James Douglas, Lord of Douglas

James Douglas, Lord of Douglas ( * 1286, † August 25 1330 in Teba, Spain) was a Scottish military leader and nobleman, who came from the family of Douglas, and the military leader of Robert the Bruce in the Scottish- English wars of independence. He was called by the Scots "The Good Sir James" and the English "The Black Douglas ".

Sir James was descended from Scottish nobility and was the son of Sir William Douglas. The English king Edward I rejected it in 1306 as vassals from, so he hit himself on the side of King Robert I.. He quickly became his best military leader. From a total of 70 battles that should have fought Douglas, he has reportedly won 57. Yet he never went as a noble gentleman before, but rather as a Scottish barbarian that underpins the legend that a battle from 1307, at the Douglas attended, the name " House of Pleasure Douglas " won, because he then organized a real massacre.

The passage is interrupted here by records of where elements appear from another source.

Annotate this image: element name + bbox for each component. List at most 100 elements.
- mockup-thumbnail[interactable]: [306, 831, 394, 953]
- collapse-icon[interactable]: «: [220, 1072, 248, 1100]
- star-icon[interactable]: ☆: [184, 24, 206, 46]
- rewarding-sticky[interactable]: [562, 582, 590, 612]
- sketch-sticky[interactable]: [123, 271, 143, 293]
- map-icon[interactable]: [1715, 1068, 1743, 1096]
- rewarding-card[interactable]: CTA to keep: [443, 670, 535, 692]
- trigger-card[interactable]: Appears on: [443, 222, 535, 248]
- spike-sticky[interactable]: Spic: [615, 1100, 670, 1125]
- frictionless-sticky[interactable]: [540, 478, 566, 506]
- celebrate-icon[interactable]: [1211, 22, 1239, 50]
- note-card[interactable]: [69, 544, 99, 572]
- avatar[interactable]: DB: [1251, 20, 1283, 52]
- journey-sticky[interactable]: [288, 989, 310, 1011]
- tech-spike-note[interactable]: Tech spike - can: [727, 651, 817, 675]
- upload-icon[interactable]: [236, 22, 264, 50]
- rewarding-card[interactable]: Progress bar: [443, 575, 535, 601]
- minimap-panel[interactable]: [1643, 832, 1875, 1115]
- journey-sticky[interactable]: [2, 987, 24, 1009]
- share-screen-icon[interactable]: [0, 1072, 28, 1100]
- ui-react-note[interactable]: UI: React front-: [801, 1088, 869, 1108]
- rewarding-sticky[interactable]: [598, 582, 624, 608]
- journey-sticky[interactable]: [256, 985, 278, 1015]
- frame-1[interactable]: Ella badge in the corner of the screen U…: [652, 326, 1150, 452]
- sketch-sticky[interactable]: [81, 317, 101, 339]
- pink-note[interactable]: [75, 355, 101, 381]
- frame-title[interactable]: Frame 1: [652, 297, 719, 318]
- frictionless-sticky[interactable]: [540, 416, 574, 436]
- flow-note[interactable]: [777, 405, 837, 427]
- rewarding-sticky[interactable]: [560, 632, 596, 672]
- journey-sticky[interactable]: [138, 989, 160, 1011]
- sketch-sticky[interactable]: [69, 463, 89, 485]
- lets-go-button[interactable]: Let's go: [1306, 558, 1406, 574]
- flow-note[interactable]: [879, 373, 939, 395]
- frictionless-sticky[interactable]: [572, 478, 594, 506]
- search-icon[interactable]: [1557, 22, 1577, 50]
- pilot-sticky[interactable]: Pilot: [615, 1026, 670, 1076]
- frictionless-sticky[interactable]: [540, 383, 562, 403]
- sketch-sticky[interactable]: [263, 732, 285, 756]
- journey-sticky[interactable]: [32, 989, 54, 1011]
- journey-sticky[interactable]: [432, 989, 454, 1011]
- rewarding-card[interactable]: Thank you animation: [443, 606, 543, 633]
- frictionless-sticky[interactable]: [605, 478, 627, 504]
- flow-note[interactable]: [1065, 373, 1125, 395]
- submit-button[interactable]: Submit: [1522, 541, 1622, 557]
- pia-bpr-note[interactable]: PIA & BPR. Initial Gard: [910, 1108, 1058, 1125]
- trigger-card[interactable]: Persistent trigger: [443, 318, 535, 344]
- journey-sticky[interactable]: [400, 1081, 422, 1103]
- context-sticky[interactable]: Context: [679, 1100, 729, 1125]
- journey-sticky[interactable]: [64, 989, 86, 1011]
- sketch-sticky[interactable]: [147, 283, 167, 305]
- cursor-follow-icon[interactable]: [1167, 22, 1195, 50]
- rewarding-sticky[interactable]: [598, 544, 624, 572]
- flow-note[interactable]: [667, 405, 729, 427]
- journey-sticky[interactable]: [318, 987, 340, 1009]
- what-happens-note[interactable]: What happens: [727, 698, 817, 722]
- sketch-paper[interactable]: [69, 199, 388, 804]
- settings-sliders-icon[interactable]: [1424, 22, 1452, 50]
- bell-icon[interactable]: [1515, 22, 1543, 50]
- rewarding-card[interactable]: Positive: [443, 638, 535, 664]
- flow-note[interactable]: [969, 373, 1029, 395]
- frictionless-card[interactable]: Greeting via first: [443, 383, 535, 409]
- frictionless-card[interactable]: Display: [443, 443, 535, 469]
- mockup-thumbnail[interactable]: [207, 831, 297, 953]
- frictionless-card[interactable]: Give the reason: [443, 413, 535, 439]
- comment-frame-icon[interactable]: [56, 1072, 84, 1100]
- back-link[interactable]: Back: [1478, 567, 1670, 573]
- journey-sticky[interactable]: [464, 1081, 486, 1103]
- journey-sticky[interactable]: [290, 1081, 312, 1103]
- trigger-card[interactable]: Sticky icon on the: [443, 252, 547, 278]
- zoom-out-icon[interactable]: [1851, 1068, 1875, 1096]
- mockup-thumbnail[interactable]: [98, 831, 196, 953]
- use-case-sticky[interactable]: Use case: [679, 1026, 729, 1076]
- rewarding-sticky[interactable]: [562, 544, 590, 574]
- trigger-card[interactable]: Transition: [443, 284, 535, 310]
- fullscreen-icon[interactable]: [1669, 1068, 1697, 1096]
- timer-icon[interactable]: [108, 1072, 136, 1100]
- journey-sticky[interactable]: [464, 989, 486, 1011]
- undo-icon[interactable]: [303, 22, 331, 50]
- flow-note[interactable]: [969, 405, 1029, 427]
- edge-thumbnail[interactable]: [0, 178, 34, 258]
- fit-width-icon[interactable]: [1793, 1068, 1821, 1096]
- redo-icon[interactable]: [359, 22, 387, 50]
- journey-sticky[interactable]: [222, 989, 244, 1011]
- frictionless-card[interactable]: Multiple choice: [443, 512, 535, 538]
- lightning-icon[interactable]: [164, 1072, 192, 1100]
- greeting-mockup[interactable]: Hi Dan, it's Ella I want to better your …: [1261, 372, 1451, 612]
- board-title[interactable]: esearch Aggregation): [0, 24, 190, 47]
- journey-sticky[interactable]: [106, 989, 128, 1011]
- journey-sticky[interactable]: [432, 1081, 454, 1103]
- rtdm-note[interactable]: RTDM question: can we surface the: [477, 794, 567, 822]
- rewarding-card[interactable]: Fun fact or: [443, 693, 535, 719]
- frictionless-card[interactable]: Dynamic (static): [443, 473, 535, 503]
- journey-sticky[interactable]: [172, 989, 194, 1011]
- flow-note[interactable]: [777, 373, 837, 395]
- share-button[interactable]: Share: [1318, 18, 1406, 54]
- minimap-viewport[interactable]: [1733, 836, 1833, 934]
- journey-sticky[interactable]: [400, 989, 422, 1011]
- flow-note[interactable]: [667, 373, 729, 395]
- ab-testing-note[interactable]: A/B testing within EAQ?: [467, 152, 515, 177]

His greatest coup was when he led the Scots to victory at the Battle of Bannockburn on 24 June 1314. Robert the Bruce is said to have Douglas allegedly beaten then knighted. However, after this battle, it went on, the Scots brought the war to England now. 1319 Douglas fell in Yorkshire and there defeated the troops of the Archbishop of York and the Bishop of Ely at Mitton. Until 1327 he fought regularly in England, to spread fear and pain. The friendship between Bruce and Douglas was getting bigger, so big that Bruce Douglas asked, before he died, to bring his heart to the Holy Land. When Robert the Bruce died in 1329, Sir James Douglas made ​​his way to fulfill his promise, but Douglas came only to Spain, where he fell at the Battle of Teba in the fight against the Muslim Nasrid.

His son Archibald was in 1388 the third Earl of Douglas.